Di dalam hadits yang lain disebutkan bahwasanya Rasulullah bersabda, “Akan diampuni semua dosa orang yang mati syahid, kecuali hutangnya (yang belum dibayar). (HR. Muslim)

Mungkin diantara kita ada yang bertanya-tanya, bagaimana perihal seseorang yang wafat, yang masih mempunyai tanggungan hutang yang belum dilunasi, namun ia tidak meninggalkan harta warisan yang cukup untuk menutup hutangnya tersebut? Maka jika terjadi kondisi seperti ini, yaitu jumlah hutangnya tersebut lebih besar dari harta warisan yang ada, maka ahli warisnya harus berusaha melunasinya dari harta warisan yang ada ditambah dengan harta mereka sendiri sebagai bentuk tanggung jawab ahli waris terhadap kerabatnya yang telah wafat tersebut. Jika memang hartanya masih belum mencukupi, maka bisa meminta bantuan kepada kerabatnya yang lain. Jika memang masih belum mencukupi juga, maka bisa meminta bantuan kepada kaum muslimin lainnya, atau bahkan meminta bantuan kepada pemerintah atau negara dari harta baitulmal (kas negara).

Di dalam suatu hadits disebutkan, “Seorang hamba muslim yang membayar hutang saudaranya, maka Allah akan melepaskan ikatan penggadaiannya pada hari kiamat.” (HR. Mashabih Assunnah)
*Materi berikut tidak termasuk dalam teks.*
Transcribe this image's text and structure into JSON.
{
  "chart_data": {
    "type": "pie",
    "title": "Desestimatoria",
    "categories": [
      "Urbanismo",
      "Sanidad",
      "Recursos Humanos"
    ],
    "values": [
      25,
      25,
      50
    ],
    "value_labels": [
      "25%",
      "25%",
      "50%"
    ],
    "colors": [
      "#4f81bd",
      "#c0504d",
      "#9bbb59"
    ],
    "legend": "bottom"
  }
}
Di dalam hadits lainnya disebutkan, “Berlakulah lunak dan saling mengasihi (dalam hal menagih hutang). Hendaklah kamu saling mengalah terhadap yang lain. Apabila orang yang punya hak (yang menghutangkan) mengetahui kebaikan yang akan diperolehnya disebabkan menunda tuntutannya atas haknya (terhadap orang yang berhutang), pasti orang yang punya tuntutan atas haknya (yang menghutangkan) akan lari menjauhi orang yang dituntutnya (orang yang berhutang).” (HR. Bukhari)

Harap diperhatikan, bahwa hutang yang patut dibantu adalah hutang seseorang yang digunakan untuk amal kebaikan, seperti untuk memberi makan anak istrinya, membeli pakaian untuk menutup auratnya, dan lain sebagainya, karena memang dia berada dalam kondisi yang kekurangan. Adapun hutang seseorang yang digunakan untuk perbuatan dosa, seperti seseorang yang berhutang untuk berjudi, membeli minuman keras dan perbuatan dosa lainnya, maka tidak perlu dibantu, dan bahkan tidak boleh meminjamkan harta untuk perbuatan dosa dalam bentuk dan kondisi apapun. Wallahu’alam.

Menunaikan Wasiat Pewaris

Wasiat adalah permintaan pewaris terhadap ahli warisnya sebelum wafatnya. Wasiat ini sebenarnya tidak hanya berupa pesan yang sifatnya untuk membagikan sejumlah tertentu dari hartanya, namun ia bisa juga berbentuk pesan-pesan kebaikan yang diinginkan pewaris untuk ditunaikan oleh ahli warisnya.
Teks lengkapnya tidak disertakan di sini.